After cruising around and sightseeing for about an hour, John looked down and spotted what turned out to be Davis Airport, just north of Gaithersburg, Maryland, and west of Baltimore- Washington International. He had been navigating clear of all Control Areas.

"Says Davis Airport on the map," John said. "Any kinfolks of yours?"

"Never heard of it," I said.

John did a splendid wheel landing on the airport and rolled to a stop in front of the office. A nice lady on a golf cart motored over to greet us.

"Hi. Need anything?"

"No, ma'am," John Said. "Just out flying around. We'll be on our way."

"Okay. Let me get my golf cart clear of the strut."

"John," I said after we took off. "Was that a broom handle leaning on the seat beside her?"

"You know," John scratched his head. "It looked like a shotgun to me."

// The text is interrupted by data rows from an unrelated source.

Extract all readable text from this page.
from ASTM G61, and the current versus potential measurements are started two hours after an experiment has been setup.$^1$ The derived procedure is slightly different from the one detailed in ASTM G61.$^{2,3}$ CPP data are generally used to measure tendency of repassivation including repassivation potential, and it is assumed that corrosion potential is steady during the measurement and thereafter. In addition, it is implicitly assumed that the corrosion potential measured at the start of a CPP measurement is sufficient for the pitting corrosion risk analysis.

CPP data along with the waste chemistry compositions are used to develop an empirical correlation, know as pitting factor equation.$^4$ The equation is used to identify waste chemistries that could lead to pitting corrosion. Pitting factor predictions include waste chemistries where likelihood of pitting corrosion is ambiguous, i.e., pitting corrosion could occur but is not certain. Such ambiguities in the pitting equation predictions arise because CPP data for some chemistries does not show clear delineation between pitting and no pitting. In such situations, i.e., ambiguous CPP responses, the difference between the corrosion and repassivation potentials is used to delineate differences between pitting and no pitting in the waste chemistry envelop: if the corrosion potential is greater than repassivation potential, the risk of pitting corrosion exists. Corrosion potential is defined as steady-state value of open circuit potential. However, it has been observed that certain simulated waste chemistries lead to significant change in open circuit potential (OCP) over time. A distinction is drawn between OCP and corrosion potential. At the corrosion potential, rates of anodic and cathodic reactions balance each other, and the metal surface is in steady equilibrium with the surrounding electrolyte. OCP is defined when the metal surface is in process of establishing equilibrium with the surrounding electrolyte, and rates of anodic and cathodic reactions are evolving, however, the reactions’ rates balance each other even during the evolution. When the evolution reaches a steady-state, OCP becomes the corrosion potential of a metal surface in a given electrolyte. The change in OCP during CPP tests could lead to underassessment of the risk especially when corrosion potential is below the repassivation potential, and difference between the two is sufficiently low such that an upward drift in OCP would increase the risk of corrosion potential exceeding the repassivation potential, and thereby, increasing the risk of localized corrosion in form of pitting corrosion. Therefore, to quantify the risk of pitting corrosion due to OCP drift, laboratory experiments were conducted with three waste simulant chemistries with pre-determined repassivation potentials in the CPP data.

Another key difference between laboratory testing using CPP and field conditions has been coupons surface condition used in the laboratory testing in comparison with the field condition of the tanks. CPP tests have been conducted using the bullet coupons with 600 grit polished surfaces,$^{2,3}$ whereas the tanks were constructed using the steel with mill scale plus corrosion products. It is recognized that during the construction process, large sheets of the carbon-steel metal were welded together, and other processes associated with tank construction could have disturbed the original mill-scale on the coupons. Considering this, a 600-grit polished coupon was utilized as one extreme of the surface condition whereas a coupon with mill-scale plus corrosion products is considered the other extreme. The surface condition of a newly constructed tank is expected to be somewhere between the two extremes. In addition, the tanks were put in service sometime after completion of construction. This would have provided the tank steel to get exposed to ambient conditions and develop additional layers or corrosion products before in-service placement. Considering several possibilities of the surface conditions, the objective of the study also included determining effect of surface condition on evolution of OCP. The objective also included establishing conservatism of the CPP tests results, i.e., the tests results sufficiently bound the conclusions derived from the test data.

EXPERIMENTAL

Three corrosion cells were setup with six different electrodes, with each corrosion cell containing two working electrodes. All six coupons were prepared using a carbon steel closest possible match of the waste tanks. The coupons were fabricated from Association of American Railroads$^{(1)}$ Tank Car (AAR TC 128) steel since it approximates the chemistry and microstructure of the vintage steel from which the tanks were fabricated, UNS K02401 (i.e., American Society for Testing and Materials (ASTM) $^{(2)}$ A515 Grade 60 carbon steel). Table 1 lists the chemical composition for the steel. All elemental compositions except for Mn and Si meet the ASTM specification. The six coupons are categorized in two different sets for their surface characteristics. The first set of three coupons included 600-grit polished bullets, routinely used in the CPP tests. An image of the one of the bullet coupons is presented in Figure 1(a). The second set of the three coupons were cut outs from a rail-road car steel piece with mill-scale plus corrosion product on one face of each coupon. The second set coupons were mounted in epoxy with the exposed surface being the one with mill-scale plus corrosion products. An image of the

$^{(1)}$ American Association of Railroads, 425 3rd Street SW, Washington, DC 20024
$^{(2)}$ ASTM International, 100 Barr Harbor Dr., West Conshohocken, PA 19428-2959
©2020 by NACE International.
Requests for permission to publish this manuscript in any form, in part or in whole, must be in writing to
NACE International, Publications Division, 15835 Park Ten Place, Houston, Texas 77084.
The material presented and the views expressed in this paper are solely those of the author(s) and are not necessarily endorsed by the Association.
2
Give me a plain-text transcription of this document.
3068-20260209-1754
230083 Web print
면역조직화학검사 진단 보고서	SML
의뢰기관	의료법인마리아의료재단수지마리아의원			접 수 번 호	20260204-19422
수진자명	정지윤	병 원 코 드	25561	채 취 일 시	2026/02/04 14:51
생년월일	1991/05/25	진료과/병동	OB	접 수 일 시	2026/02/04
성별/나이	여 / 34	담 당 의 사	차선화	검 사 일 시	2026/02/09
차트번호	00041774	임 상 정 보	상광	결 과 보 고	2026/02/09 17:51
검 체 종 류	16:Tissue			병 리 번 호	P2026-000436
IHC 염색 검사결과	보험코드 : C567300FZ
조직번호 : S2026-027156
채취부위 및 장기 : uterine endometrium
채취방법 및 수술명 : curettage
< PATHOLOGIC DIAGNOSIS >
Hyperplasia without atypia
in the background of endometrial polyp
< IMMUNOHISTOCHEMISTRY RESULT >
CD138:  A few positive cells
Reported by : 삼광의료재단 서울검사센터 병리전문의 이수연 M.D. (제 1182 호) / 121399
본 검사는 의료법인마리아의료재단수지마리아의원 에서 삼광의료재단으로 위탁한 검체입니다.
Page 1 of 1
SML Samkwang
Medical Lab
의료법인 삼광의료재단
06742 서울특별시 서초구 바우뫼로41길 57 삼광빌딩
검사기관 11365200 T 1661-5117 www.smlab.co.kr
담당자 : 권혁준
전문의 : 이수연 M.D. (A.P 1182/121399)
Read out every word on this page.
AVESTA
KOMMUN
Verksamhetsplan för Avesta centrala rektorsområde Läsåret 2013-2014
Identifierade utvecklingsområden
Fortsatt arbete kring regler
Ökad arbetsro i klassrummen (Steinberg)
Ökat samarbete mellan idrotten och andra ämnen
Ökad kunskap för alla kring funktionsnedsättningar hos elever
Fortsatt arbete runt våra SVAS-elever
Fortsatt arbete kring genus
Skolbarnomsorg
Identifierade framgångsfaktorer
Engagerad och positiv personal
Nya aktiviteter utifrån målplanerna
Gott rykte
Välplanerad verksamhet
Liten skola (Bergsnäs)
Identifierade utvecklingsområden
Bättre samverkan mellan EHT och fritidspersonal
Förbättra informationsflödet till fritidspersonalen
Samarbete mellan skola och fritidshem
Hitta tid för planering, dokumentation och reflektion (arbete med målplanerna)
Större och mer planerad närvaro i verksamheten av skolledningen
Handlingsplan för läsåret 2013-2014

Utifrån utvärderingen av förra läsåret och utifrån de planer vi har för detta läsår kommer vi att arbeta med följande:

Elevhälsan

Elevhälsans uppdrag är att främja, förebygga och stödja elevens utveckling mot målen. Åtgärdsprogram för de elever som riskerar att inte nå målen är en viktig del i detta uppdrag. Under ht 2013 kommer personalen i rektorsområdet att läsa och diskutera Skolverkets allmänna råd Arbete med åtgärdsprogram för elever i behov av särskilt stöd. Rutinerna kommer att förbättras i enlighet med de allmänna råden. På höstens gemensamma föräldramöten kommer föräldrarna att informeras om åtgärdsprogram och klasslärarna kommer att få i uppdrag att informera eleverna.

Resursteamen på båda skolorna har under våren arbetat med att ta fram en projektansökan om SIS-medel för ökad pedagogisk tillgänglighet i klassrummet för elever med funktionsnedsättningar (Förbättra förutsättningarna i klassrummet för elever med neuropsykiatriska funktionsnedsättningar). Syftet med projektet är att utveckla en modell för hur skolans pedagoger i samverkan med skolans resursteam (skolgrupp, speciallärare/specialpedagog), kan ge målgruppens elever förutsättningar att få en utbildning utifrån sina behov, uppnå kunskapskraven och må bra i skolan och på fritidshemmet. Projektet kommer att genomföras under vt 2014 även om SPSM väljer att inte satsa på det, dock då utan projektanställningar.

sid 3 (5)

The day I interviewed Mina for this story, I chatted with the mechanic, Jack Peters, while we waited. I decided to tell him the shotgun story. Jack is a part-time mechanic at Davis Airport and works full-time at USAirways.

"It was that same shotgun back there, probably." Jack laughed and pointed toward the tool shed.

Mina arrived shortly and I asked the first question that came to mind, "Why in the world are you managing an airport?"

"Married one," she laughed. "Don't print that."

Her eyesight is fading, but not her sense of humor. When I was preparing to write this, some people told me she was difficult to approach. I think they used words to the effect that she might be grouchy.

Far from being hard to visit with, Mina's face still shines with the human compassion that has guided her since graduation from Berea College at Berea, Kentucky. The college was founded in 1855 with the philosophy that their students should learn to work while in college and serve humanity upon graduation.

She is one of those rare and dear people who will keep a small airport going, beloved by pilots and respected by the community. Berea College must be proud of her too. And think of all those countless people Mina taught lip reading and speech when she was a practicing audiologist.